まさしく命からがな逃げ延びた自分たちは何とかして国に帰還する事に成功して自分は最初の勝利後、追撃して敗北した事を陛下に報告した。



「陛下、すべての敗戦の責任は自分にあります。部下達の処罰はせずに自分に責任を取りますのでどうかお願い致します」



そう、お願いをすると陛下は長く戦っていれば負ける事もある。それにお主はあれ程の戦力を覆した後だから仕方がない、それに多くのエルフ達は生き延びたからそこまで責めなくても良いと言われるのであった。



確かに戦いをしてきたわりにはかなりのエルフ達が生存していた。その代わりに物資の被害は相当なものでしばらくは軍事行動を起こせない程である。



それにが奪われた土地を奪還するために向かう兵站の道が一つも残っていないので軍勢も送ることは出来なくなった。



しかし、それは向こうも同じことで攻めてくることはないからそこだけは助かったと言えるかもしれないが。



ともかく自分はせっかくの領土の奪還のチャンスを無駄にしてしまったことには変わりはなかった。



最初の戦いの褒美はなしという形でことが終えたがその後に数人、テンガ・ヒノモトの領土に潜入して当時の状況など詳しく調べさせた。



相手の事を理解しなければ次も負けてしまうと感じたので調べたらとんでもない事実が発覚した。



なんとあの時にいた兵士は僅かな一千しかおらずしかもその大半が我々の兵站に使っていた道の破壊に向かっていたために500も満たない数しかおらずその上に援軍だと思っていたあれは地元のエルフたちがやったことである。



我々に援軍が来たと思われる幻の援軍を見せていたのだ。そして追撃戦も殺すのが目的ではなくて相手の物資を多く奪い取るためにした行動だったことが理解して自分は唖然としてその報告を聞くのだった。



完全に裏をかかれたと自分は何から何までテンガ・ヒノモトに負けてしまったのだなと思い知らされた。

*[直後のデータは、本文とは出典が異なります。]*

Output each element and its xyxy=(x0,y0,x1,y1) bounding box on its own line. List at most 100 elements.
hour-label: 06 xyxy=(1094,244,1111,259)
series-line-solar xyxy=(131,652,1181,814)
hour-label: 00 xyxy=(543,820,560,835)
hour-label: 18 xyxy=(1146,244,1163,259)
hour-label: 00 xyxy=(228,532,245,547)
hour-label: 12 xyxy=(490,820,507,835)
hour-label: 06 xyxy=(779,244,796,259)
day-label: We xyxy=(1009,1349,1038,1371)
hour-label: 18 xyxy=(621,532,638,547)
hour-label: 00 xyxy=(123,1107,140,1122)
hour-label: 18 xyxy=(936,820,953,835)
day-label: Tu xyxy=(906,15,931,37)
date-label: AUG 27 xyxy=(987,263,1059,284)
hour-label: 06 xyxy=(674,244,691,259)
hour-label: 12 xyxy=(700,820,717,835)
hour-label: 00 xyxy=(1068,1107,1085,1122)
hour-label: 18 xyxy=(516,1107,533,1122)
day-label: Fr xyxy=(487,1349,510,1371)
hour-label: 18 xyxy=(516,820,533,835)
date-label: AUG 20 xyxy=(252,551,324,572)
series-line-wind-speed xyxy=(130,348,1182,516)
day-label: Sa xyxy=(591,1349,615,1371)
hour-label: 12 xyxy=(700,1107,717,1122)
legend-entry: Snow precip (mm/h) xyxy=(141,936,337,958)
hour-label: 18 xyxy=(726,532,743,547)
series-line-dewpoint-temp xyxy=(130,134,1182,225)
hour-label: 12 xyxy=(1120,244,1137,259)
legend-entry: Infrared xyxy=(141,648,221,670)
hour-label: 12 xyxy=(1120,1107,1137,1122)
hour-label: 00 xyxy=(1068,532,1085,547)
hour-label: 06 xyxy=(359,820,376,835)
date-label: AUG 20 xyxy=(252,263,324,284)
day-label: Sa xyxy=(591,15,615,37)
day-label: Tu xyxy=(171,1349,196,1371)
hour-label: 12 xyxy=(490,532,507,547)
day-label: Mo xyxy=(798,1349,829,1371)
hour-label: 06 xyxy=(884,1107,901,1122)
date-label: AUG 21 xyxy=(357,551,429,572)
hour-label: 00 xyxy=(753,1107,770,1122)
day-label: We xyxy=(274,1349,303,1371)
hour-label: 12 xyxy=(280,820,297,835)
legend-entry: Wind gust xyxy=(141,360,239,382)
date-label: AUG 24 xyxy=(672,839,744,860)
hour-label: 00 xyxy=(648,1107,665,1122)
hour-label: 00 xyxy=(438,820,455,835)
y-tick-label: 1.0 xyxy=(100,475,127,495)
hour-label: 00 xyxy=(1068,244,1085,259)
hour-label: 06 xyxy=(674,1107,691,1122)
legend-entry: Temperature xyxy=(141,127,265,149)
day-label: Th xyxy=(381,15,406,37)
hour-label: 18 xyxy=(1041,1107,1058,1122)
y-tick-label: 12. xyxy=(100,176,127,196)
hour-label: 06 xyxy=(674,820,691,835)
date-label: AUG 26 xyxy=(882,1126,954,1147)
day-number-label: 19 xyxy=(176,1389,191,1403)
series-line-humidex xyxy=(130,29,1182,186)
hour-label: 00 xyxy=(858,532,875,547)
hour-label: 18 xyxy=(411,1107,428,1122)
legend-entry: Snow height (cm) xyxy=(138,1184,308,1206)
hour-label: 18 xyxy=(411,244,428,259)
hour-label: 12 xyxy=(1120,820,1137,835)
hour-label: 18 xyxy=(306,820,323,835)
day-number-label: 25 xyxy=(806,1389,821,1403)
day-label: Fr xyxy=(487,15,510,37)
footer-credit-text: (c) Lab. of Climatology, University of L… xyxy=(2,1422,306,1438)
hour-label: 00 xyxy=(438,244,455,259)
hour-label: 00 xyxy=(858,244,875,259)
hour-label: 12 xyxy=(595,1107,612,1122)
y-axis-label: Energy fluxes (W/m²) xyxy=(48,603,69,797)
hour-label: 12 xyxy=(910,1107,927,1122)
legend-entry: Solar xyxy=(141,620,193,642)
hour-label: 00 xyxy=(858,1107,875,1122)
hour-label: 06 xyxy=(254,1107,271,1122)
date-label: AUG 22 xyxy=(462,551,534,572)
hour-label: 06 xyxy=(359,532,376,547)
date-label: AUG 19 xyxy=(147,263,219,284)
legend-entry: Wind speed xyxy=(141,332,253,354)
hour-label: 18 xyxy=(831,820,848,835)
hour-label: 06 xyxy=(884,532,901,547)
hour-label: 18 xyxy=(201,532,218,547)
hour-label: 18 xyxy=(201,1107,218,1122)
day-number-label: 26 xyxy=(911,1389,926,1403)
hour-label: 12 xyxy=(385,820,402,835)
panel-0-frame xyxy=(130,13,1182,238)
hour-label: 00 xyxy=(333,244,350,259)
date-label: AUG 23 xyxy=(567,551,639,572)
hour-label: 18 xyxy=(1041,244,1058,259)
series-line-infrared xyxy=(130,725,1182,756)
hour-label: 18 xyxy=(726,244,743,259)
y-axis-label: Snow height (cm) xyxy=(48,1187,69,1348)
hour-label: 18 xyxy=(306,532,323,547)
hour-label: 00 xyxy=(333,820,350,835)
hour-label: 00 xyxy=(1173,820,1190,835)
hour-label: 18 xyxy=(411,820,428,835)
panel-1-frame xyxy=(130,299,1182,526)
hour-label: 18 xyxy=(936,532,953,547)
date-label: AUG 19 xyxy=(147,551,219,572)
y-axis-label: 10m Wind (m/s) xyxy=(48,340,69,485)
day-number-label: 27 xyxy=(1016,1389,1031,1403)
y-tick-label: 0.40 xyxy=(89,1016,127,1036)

自分は別に才能が無いわけではないと思っているがこれは相手が天才過ぎる・・・いや、テンガ・ヒノモトは天才さえ超えてしまう鬼才かも知れないなと考えた。



それでも次に戦う時には勝つために努力は惜しまない、次はこの前の敗戦の汚名を返上させるような戦いをしなければならないと考えて自分はそれから初心に戻り軍隊の指揮を見直す事にしたのであった。



だが、これはだけは言いたい、同じ指揮官としてお見事な戦術だったとそして次は国のためにも貴方を超えてみせるとまだ見ぬ宿敵に対する評価とそしてリベンジを果たすために今日も兵法の勉強をするのだった。